What’s the Price of Gold? It Depends.
When someone asks what the price of gold is, the answer depends on which gold market he means.
In most cases, the different gold markets are close enough that the minor differences are insignificant. TV news anchors just want to know if the price is in a major trend, up or down (up). Old Uncle Ernie could be reminiscing about the bull market of the 1970s and comparing the price back then to the price today (spoiler: it’s higher today).
The Three Gold Markets
But if you’re studying gold, you may be curious about the differences between the three markets:
- Spot (also known as loco London)1
- COMEX futures
- Retail (i.e., physical coins and bars)
It must be emphasized that these are three different markets. That is, there are different buyers and sellers. Hence there are different balances of supply and demand. And the price in one market is not the same as in the other two.
The prices in these markets are usually very close to one another, but they’re not the same.

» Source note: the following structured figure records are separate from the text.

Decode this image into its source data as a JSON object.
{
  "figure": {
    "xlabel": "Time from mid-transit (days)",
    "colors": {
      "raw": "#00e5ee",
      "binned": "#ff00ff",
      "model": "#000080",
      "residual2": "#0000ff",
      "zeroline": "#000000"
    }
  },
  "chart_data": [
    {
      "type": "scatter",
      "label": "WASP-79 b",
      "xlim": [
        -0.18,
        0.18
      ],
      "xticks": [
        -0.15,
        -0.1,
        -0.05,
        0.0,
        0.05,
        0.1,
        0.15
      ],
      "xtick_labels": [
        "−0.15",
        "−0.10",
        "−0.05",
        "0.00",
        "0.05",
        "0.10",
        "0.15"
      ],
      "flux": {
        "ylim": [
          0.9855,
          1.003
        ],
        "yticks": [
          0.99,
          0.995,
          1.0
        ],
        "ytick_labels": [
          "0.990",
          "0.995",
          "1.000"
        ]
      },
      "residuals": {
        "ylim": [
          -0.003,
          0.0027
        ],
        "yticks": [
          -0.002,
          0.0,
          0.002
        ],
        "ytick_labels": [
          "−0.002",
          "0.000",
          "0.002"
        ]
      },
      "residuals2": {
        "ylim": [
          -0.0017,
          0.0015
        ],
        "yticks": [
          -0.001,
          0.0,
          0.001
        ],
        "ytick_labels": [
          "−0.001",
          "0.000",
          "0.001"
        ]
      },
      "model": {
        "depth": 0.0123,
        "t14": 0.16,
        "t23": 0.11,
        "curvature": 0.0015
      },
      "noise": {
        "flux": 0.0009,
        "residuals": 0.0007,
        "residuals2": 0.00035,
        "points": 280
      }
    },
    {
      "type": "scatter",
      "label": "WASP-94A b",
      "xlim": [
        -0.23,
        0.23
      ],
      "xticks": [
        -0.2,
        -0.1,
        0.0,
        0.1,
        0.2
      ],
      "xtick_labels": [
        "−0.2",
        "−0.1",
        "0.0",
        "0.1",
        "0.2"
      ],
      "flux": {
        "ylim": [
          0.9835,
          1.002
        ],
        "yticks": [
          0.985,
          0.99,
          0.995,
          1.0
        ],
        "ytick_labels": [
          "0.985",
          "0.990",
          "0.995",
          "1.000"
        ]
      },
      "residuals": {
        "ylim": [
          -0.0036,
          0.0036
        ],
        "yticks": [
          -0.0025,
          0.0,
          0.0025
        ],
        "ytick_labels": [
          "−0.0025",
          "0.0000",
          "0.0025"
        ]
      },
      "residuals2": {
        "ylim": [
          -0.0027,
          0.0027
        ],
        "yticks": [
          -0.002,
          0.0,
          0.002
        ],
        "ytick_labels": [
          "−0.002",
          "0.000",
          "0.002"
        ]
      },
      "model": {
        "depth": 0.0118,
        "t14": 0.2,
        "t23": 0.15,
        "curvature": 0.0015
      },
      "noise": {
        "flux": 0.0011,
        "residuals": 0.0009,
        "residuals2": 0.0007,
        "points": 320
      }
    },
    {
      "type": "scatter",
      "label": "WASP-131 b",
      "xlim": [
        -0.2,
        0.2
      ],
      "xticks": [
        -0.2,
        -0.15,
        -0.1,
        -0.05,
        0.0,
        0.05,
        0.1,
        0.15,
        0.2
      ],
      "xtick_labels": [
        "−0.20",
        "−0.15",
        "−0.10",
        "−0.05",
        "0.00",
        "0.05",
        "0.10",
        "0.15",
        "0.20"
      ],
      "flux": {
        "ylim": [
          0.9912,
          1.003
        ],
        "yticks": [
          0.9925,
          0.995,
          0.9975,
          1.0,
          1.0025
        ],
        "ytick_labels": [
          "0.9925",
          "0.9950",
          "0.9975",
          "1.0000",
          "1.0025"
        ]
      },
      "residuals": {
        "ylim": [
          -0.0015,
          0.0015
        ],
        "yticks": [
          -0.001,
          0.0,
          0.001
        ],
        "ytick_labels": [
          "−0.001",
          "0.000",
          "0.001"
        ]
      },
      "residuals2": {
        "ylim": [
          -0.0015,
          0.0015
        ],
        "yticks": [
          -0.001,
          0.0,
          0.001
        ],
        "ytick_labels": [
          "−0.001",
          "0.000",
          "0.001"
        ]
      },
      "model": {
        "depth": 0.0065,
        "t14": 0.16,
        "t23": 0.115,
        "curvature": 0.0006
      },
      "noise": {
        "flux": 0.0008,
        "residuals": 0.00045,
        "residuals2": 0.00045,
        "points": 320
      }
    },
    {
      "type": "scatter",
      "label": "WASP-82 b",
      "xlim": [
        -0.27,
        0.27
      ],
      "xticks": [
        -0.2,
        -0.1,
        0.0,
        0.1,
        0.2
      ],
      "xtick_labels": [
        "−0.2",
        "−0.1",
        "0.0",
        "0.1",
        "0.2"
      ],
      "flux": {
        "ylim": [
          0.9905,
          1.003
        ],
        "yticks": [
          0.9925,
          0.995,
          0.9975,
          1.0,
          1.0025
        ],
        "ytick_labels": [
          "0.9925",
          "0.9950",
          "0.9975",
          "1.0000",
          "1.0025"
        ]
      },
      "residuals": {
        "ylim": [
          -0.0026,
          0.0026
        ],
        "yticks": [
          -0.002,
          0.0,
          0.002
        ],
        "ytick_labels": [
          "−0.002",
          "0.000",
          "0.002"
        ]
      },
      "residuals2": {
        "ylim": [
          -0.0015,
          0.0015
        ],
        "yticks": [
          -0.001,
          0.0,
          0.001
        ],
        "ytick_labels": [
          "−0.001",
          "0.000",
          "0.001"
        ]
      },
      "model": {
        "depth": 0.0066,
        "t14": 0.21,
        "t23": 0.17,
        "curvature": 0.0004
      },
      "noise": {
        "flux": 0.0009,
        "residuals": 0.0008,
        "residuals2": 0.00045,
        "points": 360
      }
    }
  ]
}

If the prices in two different markets are normally very close, then there must be some force that ties them together. It does not happen by accident, and no one maintains it out of charity.
This distance, price A minus price B, is called the “spread.” The wider the spread, the more money that a trader can make, bringing the prices closer together again. This means he would prefer to wait for the spread to widen. However, he has competitors.
Your local gas station might like to charge you $20/gallon for gasoline, but its competitors are happy to undercut that price. So, the gas station would lower its price, and its competitors would lower their price. Eventually, they would stop, and a price truce would be worked out (for a while). The truce occurs when the marginal gas station won’t go any lower.